2020 article

An Essential Protective Role for Cardiomyocyte Alpha1a-adrenergic Receptors in a Mouse Model of Myocardial Infarction

Zhang, J., Ash, T., Huang, W., Smith, A., Huang, H.-Y., & Jensen, B. C. (2020, July 31). CIRCULATION RESEARCH, Vol. 127.

co-author countries: United States of America 🇺🇸
Source: Web Of Science
Added: February 8, 2021

Our previous work reveals that dabuzalgron, an oral agonist of alpha-1A adrenergic receptors (α1A-ARs) protects rodents from pathological cardiac stress, a finding in agreement with genetic studies of global α1A-AR overexpression/inactivation. However, it remains largely obscure whether cardiomyocyte-specific actions of α1A-ARs alone determines these cardioprotective effects. To test this essential gap in knowledge, we generated a new mouse line lacking α1A-AR only on cardiomyocytes by crossing αMHC-cre mice with floxed α1A-KO mice (CMKO= cre+ fl/fl, CMWT= cre-fl/fl). After validating specific deletion, baseline features were measured by conscious echo. No overt structural or functional anomaly was identified in either group. Fractional Shortening (FS, %) was virtually identical in 2 groups (51.7±0.7 vs. 52.4±5.3, p=NS).
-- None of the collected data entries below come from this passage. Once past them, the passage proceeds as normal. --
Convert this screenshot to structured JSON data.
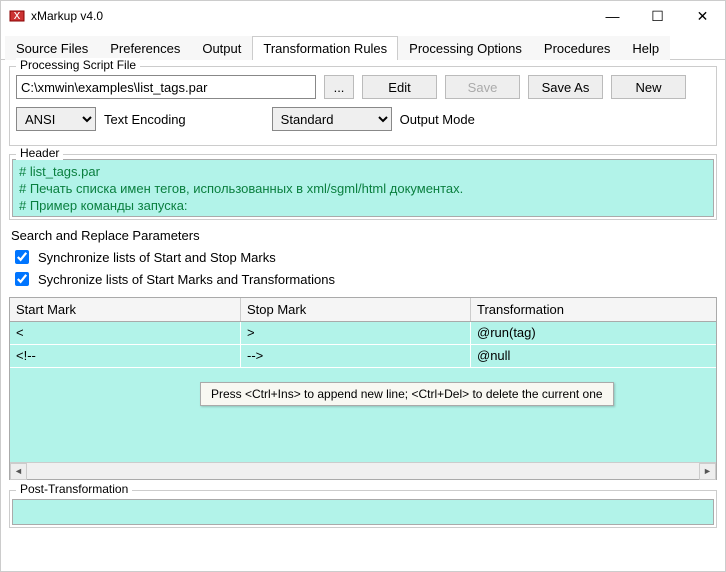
{
  "window": {
    "title": "xMarkup v4.0"
  },
  "tabs": [
    "Source Files",
    "Preferences",
    "Output",
    "Transformation Rules",
    "Processing Options",
    "Procedures",
    "Help"
  ],
  "activeTab": 3,
  "scriptFile": {
    "legend": "Processing Script File",
    "path": "C:\\xmwin\\examples\\list_tags.par",
    "browse": "...",
    "edit": "Edit",
    "save": "Save",
    "saveAs": "Save As",
    "new": "New",
    "encoding": "ANSI",
    "encodingLabel": "Text Encoding",
    "outputMode": "Standard",
    "outputModeLabel": "Output Mode"
  },
  "header": {
    "legend": "Header",
    "lines": [
      "# list_tags.par",
      "# Печать списка имен тегов, использованных в xml/sgml/html документах.",
      "# Пример команды запуска:"
    ]
  },
  "search": {
    "label": "Search and Replace Parameters",
    "cb1": "Synchronize lists of Start and Stop Marks",
    "cb2": "Sychronize lists of Start Marks and Transformations"
  },
  "table": {
    "cols": [
      "Start Mark",
      "Stop Mark",
      "Transformation"
    ],
    "rows": [
      [
        "<",
        ">",
        "@run(tag)"
      ],
      [
        "<!--",
        "-->",
        "@null"
      ]
    ],
    "tooltip": "Press <Ctrl+Ins> to append new line; <Ctrl+Del> to delete the current one"
  },
  "post": {
    "legend": "Post-Transformation"
  }
}
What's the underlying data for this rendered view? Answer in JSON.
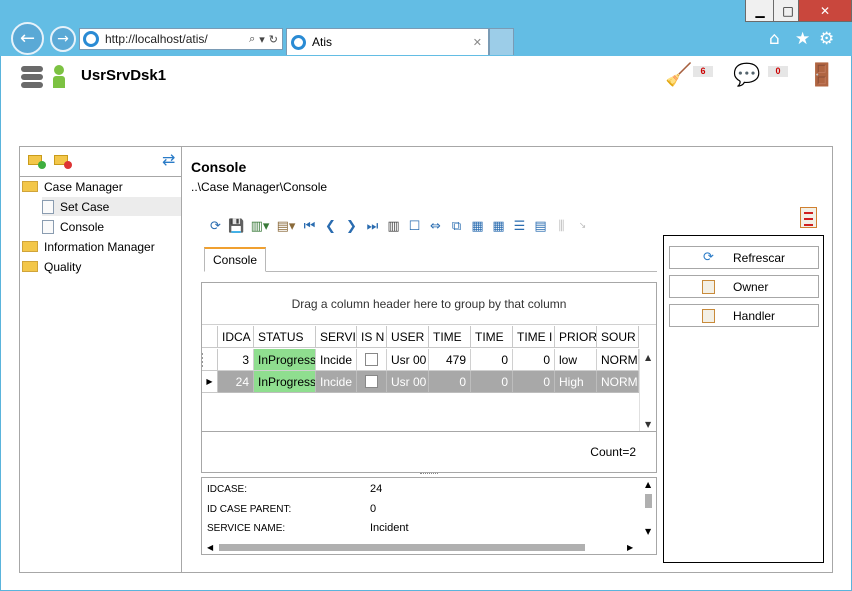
{
  "browser": {
    "address": "http://localhost/atis/",
    "tab_title": "Atis",
    "window_controls": {
      "minimize": "▁",
      "maximize": "□",
      "close": "✕"
    },
    "icons": [
      "back-icon",
      "forward-icon",
      "home-icon",
      "star-icon",
      "gear-icon"
    ]
  },
  "header": {
    "app_name": "UsrSrvDsk1",
    "notifications_count": "6",
    "messages_count": "0"
  },
  "left": {
    "tree": [
      {
        "label": "Case Manager",
        "type": "folder"
      },
      {
        "label": "Set Case",
        "type": "doc"
      },
      {
        "label": "Console",
        "type": "doc"
      },
      {
        "label": "Information Manager",
        "type": "folder"
      },
      {
        "label": "Quality",
        "type": "folder"
      }
    ]
  },
  "main": {
    "title": "Console",
    "breadcrumb": "..\\Case Manager\\Console",
    "tab": "Console",
    "group_hint": "Drag a column header here to group by that column",
    "columns": [
      "IDCA",
      "STATUS",
      "SERVI",
      "IS N",
      "USER",
      "TIME",
      "TIME",
      "TIME I",
      "PRIOR",
      "SOUR"
    ],
    "rows": [
      {
        "id": "3",
        "status": "InProgress",
        "service": "Incide",
        "user": "Usr 00",
        "time1": "479",
        "time2": "0",
        "time3": "0",
        "priority": "low",
        "source": "NORM"
      },
      {
        "id": "24",
        "status": "InProgress",
        "service": "Incide",
        "user": "Usr 00",
        "time1": "0",
        "time2": "0",
        "time3": "0",
        "priority": "High",
        "source": "NORM"
      }
    ],
    "count": "Count=2",
    "detail": [
      {
        "label": "IDCASE:",
        "value": "24"
      },
      {
        "label": "ID CASE PARENT:",
        "value": "0"
      },
      {
        "label": "SERVICE NAME:",
        "value": "Incident"
      }
    ]
  },
  "actions": {
    "refresh": "Refrescar",
    "owner": "Owner",
    "handler": "Handler"
  },
  "colors": {
    "status_green": "#8fde8f",
    "selected_row": "#a8a8a8",
    "chrome_blue": "#63bde4",
    "tab_accent": "#f0a030"
  }
}
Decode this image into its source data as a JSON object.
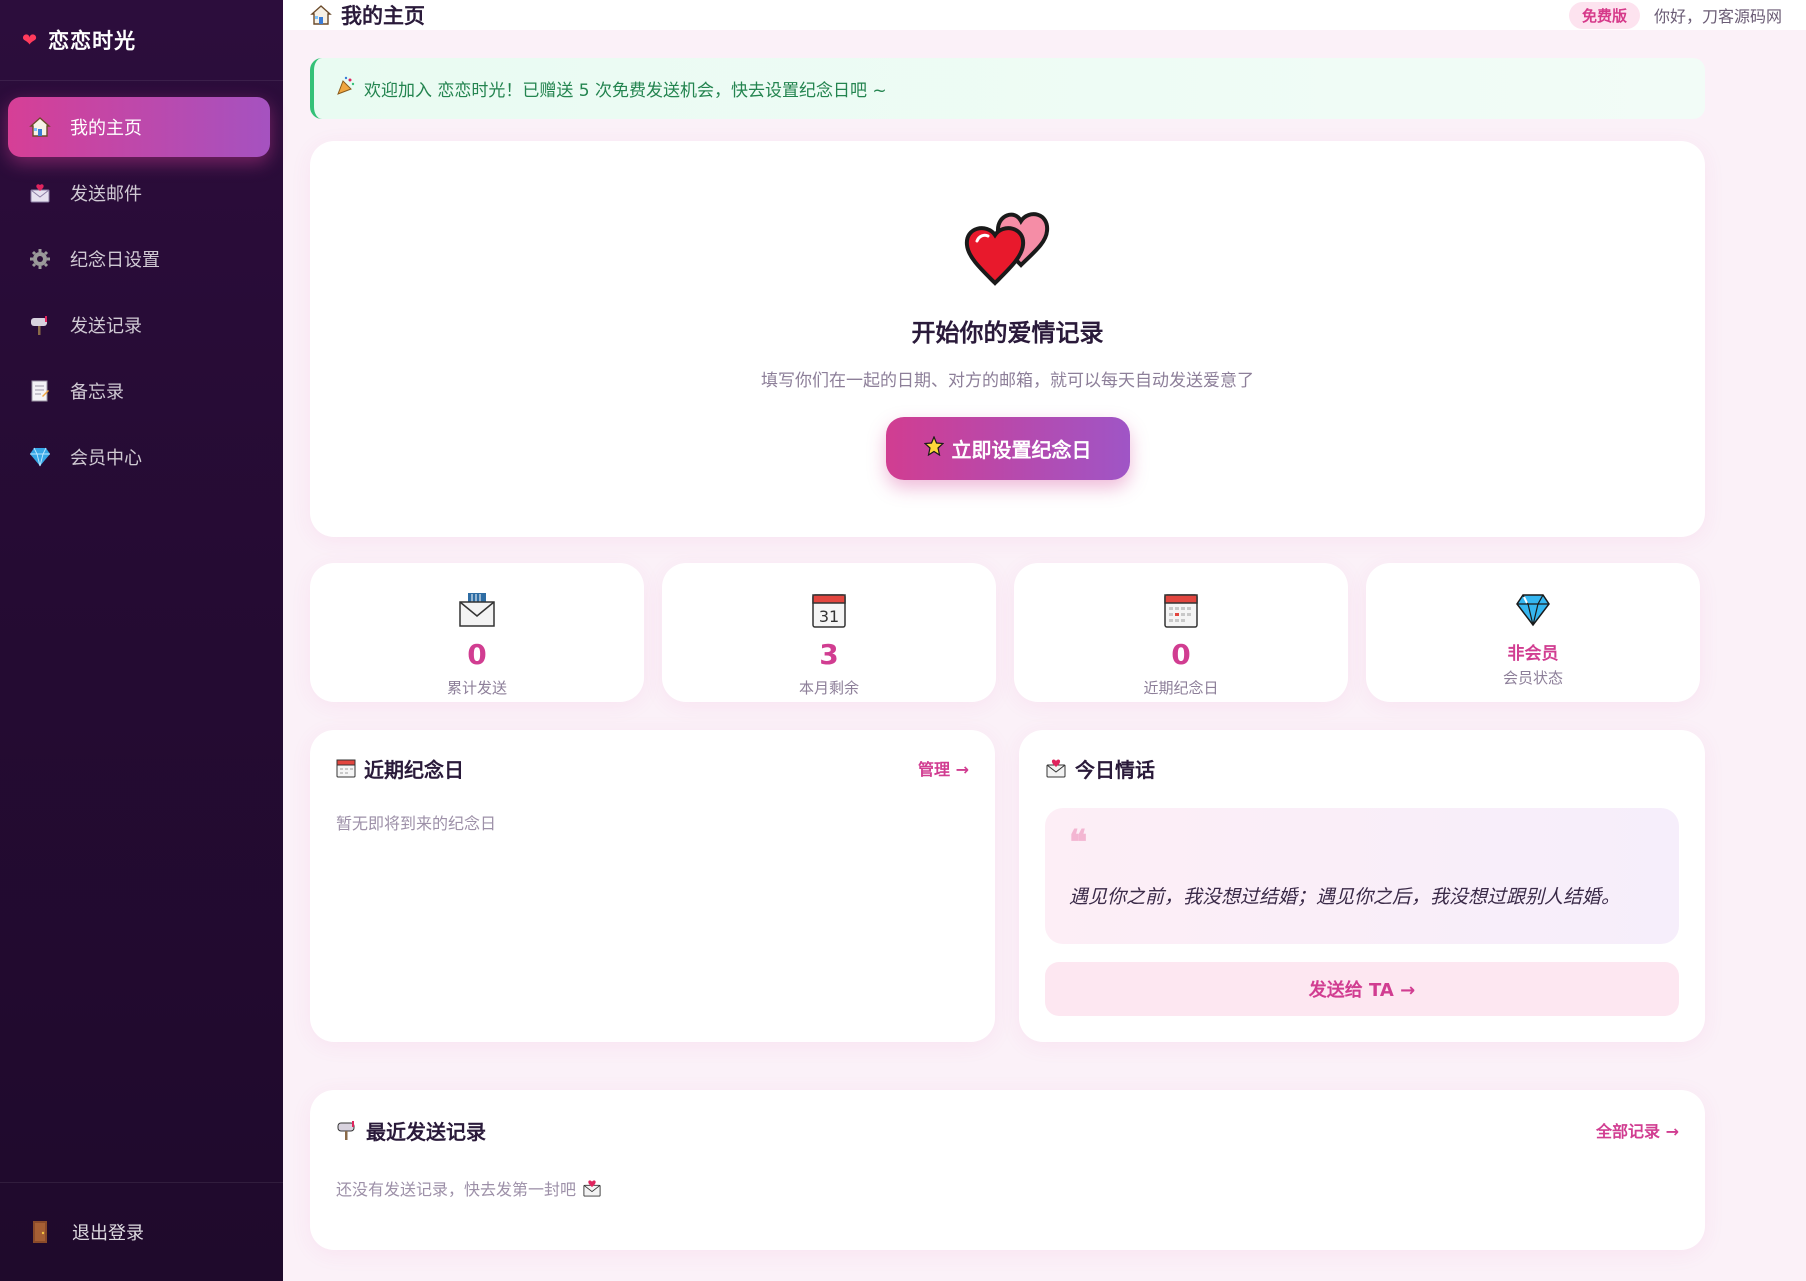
{
  "app": {
    "name": "恋恋时光"
  },
  "sidebar": {
    "items": [
      {
        "label": "我的主页",
        "icon": "house-icon",
        "active": true
      },
      {
        "label": "发送邮件",
        "icon": "envelope-icon"
      },
      {
        "label": "纪念日设置",
        "icon": "gear-icon"
      },
      {
        "label": "发送记录",
        "icon": "mailbox-icon"
      },
      {
        "label": "备忘录",
        "icon": "memo-icon"
      },
      {
        "label": "会员中心",
        "icon": "diamond-icon"
      }
    ],
    "logout_label": "退出登录"
  },
  "header": {
    "title": "我的主页",
    "plan_badge": "免费版",
    "greeting": "你好，刀客源码网"
  },
  "welcome": {
    "text": "欢迎加入 恋恋时光！已赠送 5 次免费发送机会，快去设置纪念日吧 ~"
  },
  "hero": {
    "title": "开始你的爱情记录",
    "subtitle": "填写你们在一起的日期、对方的邮箱，就可以每天自动发送爱意了",
    "button_label": "立即设置纪念日"
  },
  "stats": [
    {
      "value": "0",
      "label": "累计发送",
      "icon": "mailbox-envelope-icon"
    },
    {
      "value": "3",
      "label": "本月剩余",
      "icon": "calendar-31-icon",
      "calendar_day": "31"
    },
    {
      "value": "0",
      "label": "近期纪念日",
      "icon": "calendar-icon"
    },
    {
      "value": "非会员",
      "label": "会员状态",
      "icon": "diamond-icon"
    }
  ],
  "upcoming": {
    "title": "近期纪念日",
    "link": "管理 →",
    "empty_text": "暂无即将到来的纪念日"
  },
  "love_quote": {
    "title": "今日情话",
    "quote_mark": "❝",
    "text": "遇见你之前，我没想过结婚；遇见你之后，我没想过跟别人结婚。",
    "button_label": "发送给 TA →"
  },
  "recent": {
    "title": "最近发送记录",
    "link": "全部记录 →",
    "empty_text": "还没有发送记录，快去发第一封吧"
  },
  "colors": {
    "accent": "#d13d91",
    "accent2": "#9f55c6",
    "sidebar_bg": "#250b33",
    "success": "#34c178"
  }
}
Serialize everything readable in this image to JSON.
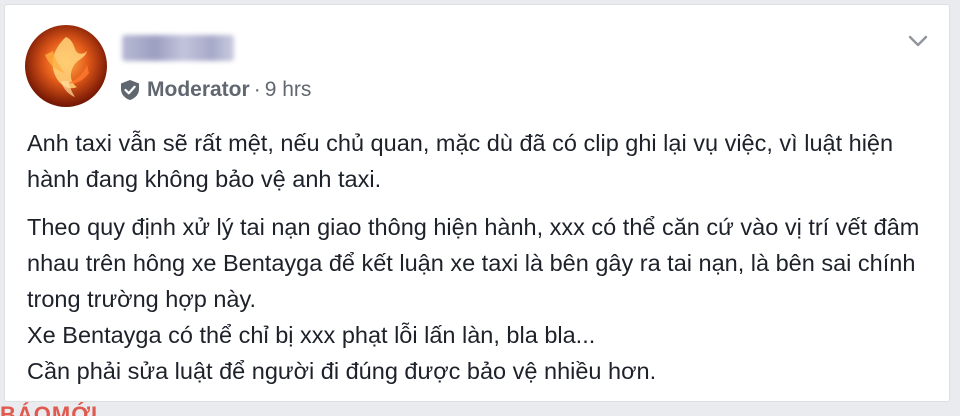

Next, both groups were subjected to permanent left anterior descending (LAD) ligation. By day 14, CMKO had significantly higher mortality (9/15 vs 2/13, p=0.025). To determine early changes that might account for this difference, hearts were harvested at day 3 post-ligation from another cohort. HW did not differ between two groups (7.0±1.1 vs. 7.2±1.1 mg/g·BW, p=NS), neither did LW (8.0±2.1 vs. 7.2±1.0 mg/g·BW, p=NS). Serum troponin level was numerically higher in CMKO mice (8.4±12.4 vs 4.8±6.2 ng/mL,p=0.38). CMKO mice had 51% larger injury (infarcted and leukocyte-infiltrating area) compared to CMWT (31.0±10.5 vs. 20.5±4.9% of LV area, p=0.05). Our preliminary postmortem examination suggested a higher trend of cardiac rupture in injured CMKO (3/5 vs 0/5). To test myocardial biomechanical properties between 2 groups, ventricles from mice 3d post ligation were then subjected to biaxial mechanical stress test. Myocardium from infracted CMKO mice exhibited 70% more stiffness (dt Stress/dt Strain) CMWT (190±34.29 vs.111±42 kPa, p=0.004). Collectively, our results demonstrate that mice deficient of α1A-AR on cardiomyocytes had lower late survival, more profound early pathological injury & adverse mechanical properties after LAD ligation, suggesting that activation of cardiomyocyte α1A-ARs plays an essential role in protecting experimental myocadiac infarction, holds the promise of future clinical implications.